Graybill Daniel was hit so hard in a high school football game that he lost a kidney at 17. The blow did nothing to dampen his love of sports --- only sent it spiraling off in a different direction.
"Softball pretty much became his life," said his son Tony Daniel of Newnan. "Giving back to the community was definitely a part of it. But if we had told him he couldn't have done softball, I don't know what he would have done."
Hiram Graybill Daniel Jr., 61, of Stockbridge died Friday at Emory Crawford Long Hospital after a car accident in Spalding County. The body was cremated. The memorial service is 2 p.m. today at McKoon Funeral Home.
He was en route to umpire a college softball tournament in Tallahassee when his car was rear-ended.
The Millen native was commissioner of the Metro Atlanta Amateur Softball Association, a position he had held since 1988. He rose through local softball's ranks as a coach and umpire before taking on the top job, which including overseeing team registrations; holding tournaments; putting on clinics for coaches, players and umpires; drumming up support for amateur softball and guiding it through a huge growth spurt.

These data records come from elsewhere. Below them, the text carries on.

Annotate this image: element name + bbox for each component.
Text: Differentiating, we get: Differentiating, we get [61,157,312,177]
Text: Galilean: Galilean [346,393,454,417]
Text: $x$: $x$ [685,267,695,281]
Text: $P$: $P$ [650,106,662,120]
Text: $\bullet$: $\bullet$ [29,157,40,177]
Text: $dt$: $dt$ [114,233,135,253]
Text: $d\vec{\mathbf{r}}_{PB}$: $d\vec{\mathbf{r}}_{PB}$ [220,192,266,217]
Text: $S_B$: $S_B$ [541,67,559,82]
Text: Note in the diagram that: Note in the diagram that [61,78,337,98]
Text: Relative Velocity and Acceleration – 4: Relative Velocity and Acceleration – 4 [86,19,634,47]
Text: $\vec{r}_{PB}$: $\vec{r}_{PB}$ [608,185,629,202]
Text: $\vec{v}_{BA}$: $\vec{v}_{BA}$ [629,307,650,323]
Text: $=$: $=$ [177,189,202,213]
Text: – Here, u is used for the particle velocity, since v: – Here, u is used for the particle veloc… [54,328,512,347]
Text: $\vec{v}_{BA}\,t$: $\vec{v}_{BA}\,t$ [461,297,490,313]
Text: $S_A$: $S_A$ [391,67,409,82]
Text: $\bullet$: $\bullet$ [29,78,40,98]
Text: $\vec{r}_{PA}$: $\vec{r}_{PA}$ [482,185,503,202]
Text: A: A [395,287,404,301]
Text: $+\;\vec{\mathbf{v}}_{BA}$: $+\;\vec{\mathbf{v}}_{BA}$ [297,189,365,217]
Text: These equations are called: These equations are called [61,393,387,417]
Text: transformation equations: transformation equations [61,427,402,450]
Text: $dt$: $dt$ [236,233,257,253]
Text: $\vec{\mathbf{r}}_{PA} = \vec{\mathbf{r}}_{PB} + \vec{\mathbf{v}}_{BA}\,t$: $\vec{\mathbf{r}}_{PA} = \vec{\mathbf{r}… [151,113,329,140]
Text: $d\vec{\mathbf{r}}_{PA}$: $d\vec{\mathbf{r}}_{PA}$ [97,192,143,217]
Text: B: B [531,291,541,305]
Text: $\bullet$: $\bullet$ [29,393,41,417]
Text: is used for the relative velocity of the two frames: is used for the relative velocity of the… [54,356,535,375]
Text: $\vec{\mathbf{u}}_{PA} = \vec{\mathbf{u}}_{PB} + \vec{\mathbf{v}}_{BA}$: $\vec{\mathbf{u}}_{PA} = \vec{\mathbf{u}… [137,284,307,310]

"He was basically the No. 1 person in the metro Atlanta counties as far as softball was concerned," said umpire Al Dattolo of Jackson.
"In the world of softball, an ASA commissioner is a pretty powerful person, but Graybill never thought he was any better than anybody else. He didn't use his position to try to demean people. He was an umpire's best friend and he was one of us, even when he became the commissioner. That didn't change him at all."
For 36 years, his day job was working as an epidemiologist for the Georgia Department of Community Health, combatting sexually transmitted diseases. When he retired in the late '90s, he became a frequent substitute teacher at Morrow Middle School.
Despite his master's degree from the University of Georgia, Mr. Daniel held season tickets to Georgia Tech's football games for 30 years. He also donated blood at every opportunity --- perhaps, his son said, as a form of payback for his kidney surgery.
"Graybill had an incredible compassion for people," said the Rev. Anthony Mann of Hampton, who worked on his staff for seven years. "I could tell story after story of how he tried to help me progress as an umpire by taking less for himself and giving me opportunities he wanted me to have."
"Umpires are a strange breed, but ego wasn't important to Graybill," he said. "Even the best umpires spend a lot of time being yelled at, and I'm not saying it never bothered him. But he never took it personally. He was driven more by the love of the sport."
Survivors include another son, Hiram Graybill "Skip" Daniel III of Stockbridge; a sister, June Gunn of Millen; and three grandchildren.